To illustrate, I took two photos of a bottle of “a leading soft drink” with my Samsung Galaxy S III. One was taken using no digital zoom, and the other was taken at full-zoom (“4x,” in SGS3-speak). All photos have been compressed and resized for inclusion in this article, but are otherwise unaltered. Here’s the non-zoomed version:
And here’s the zoomed-in version:
At first glance, this is useful, right? I mean, I’ve got the label there, nice and close, and I can even read the quantity information along the bottom if I want. Good job, phone zoom!
But check it out: watch me take the first, full-size image into a photo editor. Nothing fancy; I’m just using Preview, which comes standard on Apple computers. I’m not doing anything with filters or Photoshop or anything like that; I’m just cropping the original, full size photo to try to match the dimensions of the zoomed in picture. Here’s what I came up with:
In most respects, it’s the same result as the one I took while zoomed in: it’s the same image quality, the same size, and it’s even a little clearer because there wasn’t the increased hand-tremble effect that high-zoom carries with it. Its aspect ratio is a little messed-up, but that’s because I’m careless, not because of any defect in the photo itself.

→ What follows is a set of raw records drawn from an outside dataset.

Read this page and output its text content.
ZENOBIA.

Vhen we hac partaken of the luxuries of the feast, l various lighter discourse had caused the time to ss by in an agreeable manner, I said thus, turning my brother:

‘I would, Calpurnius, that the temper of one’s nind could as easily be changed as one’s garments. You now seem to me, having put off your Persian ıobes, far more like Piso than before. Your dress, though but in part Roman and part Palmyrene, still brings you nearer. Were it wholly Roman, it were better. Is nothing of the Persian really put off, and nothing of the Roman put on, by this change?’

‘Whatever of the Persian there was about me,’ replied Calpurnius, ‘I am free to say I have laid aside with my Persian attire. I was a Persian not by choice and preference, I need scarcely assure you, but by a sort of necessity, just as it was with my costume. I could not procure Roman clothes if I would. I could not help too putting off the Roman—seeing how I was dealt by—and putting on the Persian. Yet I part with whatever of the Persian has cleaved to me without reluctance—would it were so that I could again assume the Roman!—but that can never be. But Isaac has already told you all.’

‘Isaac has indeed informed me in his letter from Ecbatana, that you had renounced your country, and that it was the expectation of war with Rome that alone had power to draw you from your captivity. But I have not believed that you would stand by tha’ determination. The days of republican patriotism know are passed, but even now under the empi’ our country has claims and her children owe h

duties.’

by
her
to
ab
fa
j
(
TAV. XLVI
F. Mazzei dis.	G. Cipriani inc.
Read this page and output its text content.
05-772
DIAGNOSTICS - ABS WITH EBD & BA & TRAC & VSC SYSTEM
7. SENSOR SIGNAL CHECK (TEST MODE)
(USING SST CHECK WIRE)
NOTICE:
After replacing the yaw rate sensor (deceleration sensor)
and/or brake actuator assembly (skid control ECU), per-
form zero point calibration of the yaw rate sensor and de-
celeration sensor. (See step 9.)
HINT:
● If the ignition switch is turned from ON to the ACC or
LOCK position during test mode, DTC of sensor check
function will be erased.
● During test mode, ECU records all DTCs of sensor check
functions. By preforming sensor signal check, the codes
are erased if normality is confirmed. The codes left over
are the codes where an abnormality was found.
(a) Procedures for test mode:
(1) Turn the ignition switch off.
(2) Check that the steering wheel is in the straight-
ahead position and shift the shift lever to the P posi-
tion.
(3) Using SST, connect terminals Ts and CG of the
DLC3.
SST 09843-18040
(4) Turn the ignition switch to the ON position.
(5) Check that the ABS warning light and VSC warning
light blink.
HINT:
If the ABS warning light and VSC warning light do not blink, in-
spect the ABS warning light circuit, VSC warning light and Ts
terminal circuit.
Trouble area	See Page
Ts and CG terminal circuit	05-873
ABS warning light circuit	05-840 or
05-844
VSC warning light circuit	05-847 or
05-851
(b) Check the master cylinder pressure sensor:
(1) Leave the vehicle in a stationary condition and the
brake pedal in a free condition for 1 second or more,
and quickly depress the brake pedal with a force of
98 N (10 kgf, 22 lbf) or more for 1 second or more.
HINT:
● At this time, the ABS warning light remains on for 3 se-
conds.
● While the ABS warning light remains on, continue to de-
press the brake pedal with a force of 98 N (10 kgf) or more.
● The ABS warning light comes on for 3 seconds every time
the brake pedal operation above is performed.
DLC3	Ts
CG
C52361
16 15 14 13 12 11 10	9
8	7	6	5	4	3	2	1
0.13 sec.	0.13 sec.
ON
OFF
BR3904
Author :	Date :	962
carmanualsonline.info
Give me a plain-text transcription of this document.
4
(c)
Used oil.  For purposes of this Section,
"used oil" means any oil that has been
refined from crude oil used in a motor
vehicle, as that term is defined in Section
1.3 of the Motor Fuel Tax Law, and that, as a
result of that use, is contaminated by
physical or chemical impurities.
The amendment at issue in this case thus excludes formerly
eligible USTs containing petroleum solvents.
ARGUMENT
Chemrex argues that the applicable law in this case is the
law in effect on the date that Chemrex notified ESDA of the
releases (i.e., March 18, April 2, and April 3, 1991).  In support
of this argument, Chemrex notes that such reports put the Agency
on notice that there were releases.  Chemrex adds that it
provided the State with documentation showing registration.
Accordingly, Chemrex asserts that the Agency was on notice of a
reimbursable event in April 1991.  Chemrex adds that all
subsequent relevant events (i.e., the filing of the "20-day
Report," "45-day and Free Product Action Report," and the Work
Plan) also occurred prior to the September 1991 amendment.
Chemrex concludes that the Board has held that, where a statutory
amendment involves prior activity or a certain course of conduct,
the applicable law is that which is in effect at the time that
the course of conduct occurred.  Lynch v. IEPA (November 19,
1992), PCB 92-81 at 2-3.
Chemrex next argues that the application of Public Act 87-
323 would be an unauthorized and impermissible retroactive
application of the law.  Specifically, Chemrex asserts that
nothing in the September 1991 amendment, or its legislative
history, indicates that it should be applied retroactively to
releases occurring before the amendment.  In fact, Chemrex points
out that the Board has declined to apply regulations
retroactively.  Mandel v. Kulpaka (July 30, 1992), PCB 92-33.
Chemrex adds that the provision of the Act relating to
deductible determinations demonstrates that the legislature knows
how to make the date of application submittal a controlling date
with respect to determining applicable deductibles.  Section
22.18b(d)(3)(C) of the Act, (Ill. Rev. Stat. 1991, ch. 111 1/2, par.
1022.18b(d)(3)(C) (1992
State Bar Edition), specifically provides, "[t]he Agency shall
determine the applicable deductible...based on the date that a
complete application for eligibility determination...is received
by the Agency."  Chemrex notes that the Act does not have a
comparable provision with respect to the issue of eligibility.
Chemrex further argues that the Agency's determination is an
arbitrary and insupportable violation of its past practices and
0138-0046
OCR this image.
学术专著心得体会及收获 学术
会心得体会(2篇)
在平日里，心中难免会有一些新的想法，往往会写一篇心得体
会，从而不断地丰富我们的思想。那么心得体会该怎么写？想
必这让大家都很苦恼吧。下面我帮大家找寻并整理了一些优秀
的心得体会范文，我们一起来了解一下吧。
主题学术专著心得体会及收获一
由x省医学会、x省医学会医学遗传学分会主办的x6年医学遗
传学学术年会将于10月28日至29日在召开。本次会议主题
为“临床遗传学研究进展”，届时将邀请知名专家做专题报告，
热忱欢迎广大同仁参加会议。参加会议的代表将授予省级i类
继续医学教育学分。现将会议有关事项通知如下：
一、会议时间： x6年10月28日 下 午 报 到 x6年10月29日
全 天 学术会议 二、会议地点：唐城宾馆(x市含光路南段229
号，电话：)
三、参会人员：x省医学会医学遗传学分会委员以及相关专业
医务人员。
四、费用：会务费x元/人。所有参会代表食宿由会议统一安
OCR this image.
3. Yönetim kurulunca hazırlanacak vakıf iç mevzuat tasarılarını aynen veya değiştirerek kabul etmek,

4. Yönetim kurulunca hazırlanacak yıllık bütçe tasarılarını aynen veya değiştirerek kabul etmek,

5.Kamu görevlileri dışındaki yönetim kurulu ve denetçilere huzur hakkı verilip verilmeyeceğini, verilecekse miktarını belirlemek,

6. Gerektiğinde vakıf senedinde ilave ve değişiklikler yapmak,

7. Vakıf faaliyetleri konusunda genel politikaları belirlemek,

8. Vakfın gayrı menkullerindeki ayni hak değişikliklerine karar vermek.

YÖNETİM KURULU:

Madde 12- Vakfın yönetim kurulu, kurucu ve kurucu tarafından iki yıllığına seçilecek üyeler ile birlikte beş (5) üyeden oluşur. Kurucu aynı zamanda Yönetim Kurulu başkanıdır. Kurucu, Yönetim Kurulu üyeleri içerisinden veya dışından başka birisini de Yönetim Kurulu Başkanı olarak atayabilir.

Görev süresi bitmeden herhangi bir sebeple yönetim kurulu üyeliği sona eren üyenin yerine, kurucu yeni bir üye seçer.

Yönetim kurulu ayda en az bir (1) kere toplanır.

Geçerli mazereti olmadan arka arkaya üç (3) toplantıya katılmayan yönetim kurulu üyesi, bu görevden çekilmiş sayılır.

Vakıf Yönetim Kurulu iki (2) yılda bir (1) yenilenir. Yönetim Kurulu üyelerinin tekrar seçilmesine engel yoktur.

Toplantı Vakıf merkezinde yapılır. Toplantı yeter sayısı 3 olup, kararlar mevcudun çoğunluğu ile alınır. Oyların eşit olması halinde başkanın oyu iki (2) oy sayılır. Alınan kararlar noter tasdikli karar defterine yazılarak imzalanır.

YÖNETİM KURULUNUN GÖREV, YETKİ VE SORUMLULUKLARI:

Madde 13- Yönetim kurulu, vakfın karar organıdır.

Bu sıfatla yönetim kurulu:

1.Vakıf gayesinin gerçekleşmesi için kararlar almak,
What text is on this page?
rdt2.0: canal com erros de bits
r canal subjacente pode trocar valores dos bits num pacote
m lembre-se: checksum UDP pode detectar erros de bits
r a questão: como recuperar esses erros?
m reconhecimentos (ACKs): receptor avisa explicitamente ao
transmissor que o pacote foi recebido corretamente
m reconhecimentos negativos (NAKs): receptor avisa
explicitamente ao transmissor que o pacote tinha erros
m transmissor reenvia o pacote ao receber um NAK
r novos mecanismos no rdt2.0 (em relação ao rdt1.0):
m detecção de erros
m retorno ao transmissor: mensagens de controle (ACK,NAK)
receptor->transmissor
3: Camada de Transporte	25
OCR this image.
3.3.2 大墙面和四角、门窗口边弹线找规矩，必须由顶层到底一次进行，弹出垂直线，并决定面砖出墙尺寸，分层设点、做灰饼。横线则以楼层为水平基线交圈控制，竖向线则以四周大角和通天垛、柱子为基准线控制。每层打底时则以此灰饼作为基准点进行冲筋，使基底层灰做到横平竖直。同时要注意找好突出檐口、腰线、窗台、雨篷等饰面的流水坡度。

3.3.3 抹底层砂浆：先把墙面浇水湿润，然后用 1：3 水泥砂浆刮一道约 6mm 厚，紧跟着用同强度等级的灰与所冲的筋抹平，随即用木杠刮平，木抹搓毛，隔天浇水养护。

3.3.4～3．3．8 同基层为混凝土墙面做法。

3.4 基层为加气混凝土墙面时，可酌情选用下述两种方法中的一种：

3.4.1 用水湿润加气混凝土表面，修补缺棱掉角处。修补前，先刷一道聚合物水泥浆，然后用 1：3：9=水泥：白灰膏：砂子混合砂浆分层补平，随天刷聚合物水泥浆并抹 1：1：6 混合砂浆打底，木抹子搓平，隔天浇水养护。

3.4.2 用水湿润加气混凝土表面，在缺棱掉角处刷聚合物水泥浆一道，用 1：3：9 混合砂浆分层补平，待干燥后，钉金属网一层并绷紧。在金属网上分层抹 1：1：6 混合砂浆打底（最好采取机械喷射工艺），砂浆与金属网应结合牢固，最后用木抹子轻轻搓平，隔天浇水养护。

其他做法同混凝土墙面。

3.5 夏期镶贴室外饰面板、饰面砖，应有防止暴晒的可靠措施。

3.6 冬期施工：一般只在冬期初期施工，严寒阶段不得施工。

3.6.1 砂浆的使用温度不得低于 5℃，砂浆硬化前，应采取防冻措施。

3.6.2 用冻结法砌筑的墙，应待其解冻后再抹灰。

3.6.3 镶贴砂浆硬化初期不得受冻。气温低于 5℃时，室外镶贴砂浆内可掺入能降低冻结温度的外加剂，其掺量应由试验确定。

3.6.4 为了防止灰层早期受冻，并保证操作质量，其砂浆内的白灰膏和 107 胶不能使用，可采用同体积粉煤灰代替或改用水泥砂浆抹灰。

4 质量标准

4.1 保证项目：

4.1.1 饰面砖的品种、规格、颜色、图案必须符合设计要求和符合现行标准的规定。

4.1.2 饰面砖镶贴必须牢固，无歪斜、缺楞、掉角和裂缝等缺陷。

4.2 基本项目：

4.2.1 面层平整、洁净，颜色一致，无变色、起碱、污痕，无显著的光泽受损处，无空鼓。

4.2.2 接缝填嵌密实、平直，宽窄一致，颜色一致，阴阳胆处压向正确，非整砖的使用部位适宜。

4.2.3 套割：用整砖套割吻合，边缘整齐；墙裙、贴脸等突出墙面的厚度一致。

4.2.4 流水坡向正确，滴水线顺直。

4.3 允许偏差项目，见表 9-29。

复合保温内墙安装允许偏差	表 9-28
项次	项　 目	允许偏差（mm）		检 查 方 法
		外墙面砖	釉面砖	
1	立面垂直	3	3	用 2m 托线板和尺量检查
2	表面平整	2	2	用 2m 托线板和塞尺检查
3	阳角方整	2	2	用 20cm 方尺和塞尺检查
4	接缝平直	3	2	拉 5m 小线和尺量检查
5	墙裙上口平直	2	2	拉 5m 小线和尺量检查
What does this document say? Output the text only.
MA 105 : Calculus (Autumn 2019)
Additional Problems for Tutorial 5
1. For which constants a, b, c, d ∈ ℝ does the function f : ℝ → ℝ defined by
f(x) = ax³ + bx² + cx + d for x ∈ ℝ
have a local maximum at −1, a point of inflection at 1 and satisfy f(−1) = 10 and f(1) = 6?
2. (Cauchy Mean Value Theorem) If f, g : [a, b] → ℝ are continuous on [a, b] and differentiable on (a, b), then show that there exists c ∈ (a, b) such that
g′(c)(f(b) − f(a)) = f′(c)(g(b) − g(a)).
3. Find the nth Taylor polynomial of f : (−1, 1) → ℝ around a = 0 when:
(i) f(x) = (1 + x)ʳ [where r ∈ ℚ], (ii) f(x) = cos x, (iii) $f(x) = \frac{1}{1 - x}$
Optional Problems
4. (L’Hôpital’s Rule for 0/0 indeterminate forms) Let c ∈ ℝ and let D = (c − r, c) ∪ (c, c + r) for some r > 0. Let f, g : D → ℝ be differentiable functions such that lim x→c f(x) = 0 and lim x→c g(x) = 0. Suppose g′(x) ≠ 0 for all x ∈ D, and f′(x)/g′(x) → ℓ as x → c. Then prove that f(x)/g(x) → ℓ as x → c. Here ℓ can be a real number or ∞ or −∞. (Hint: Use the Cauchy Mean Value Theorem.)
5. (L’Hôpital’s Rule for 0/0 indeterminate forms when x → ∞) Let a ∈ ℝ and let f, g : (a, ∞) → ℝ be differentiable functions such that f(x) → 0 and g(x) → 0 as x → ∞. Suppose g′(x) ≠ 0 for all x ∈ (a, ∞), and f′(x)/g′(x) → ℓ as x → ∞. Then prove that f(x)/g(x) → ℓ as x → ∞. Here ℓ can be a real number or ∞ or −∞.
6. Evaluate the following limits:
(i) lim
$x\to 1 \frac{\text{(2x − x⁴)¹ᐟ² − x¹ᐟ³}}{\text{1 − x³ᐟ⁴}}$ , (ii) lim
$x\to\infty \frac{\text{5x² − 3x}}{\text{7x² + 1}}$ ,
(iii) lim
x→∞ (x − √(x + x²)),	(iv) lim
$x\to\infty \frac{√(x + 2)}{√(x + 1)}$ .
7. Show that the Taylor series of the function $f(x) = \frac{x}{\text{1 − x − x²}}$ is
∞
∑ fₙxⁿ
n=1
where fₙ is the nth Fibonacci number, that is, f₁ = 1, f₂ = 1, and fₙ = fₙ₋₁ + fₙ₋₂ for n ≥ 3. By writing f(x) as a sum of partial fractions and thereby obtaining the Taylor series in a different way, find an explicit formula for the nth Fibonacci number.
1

Digital zoom is a farce. A farce, I tell you.
But Sometimes …
All right, it’s not that clear-cut. Digital zoom on smartphones has its merits. Like as a poor-man’s telescope: sometimes you really are stuck in the nosebleed seats, and you can’t tell if that smudge down there on the stage is really Lou Gramm from 70’s supergroup Foreigner, or some other chump. In that case, it’s nice to be able to zoom in with your fancy phone to find out.
Digital zoom is also helpful as a shot-composition helper, to those who don’t want to be bothered with cropping photos on computers, or even right on their smartphones. Sometimes, Facebook needs to have that photo now, and there’s no time to make it pretty.
Soon, with any luck, the whole conversation might turn academic. Ultra-high-resolution mobile devices like the 808 PureView just throw pixels at the problem until it’s gone. We’ve been hearing rumors of a Kodak-Polaroid smartphone rocking a 16MP sensor with optical zoom on-board since January, and while nothing substantial has come of that particular story since, LG is rumored to be developing “slim optical zoom” technology for its own smartphones. Maybe the South Korean also-ran still has a few interesting tricks up its sleeve, after all.
As always, you can do what you want. All I’m saying is that digital zoom is a deceptive “feature,” and on most smartphones, hardly worth the software it’s coded on. Unless you’re a real composition hound, or you’re trying to count the hairs on Rob Crow’s beard from the second-to-last row at the Pinback show, all that pinch-to-zooming on your smartphone isn’t going to do much for the quality of the final product. So just take a bunch of wide shots, then crop them to your liking when you get home. The sacrifice in quality will be no different than if you’d “zoomed in” on location.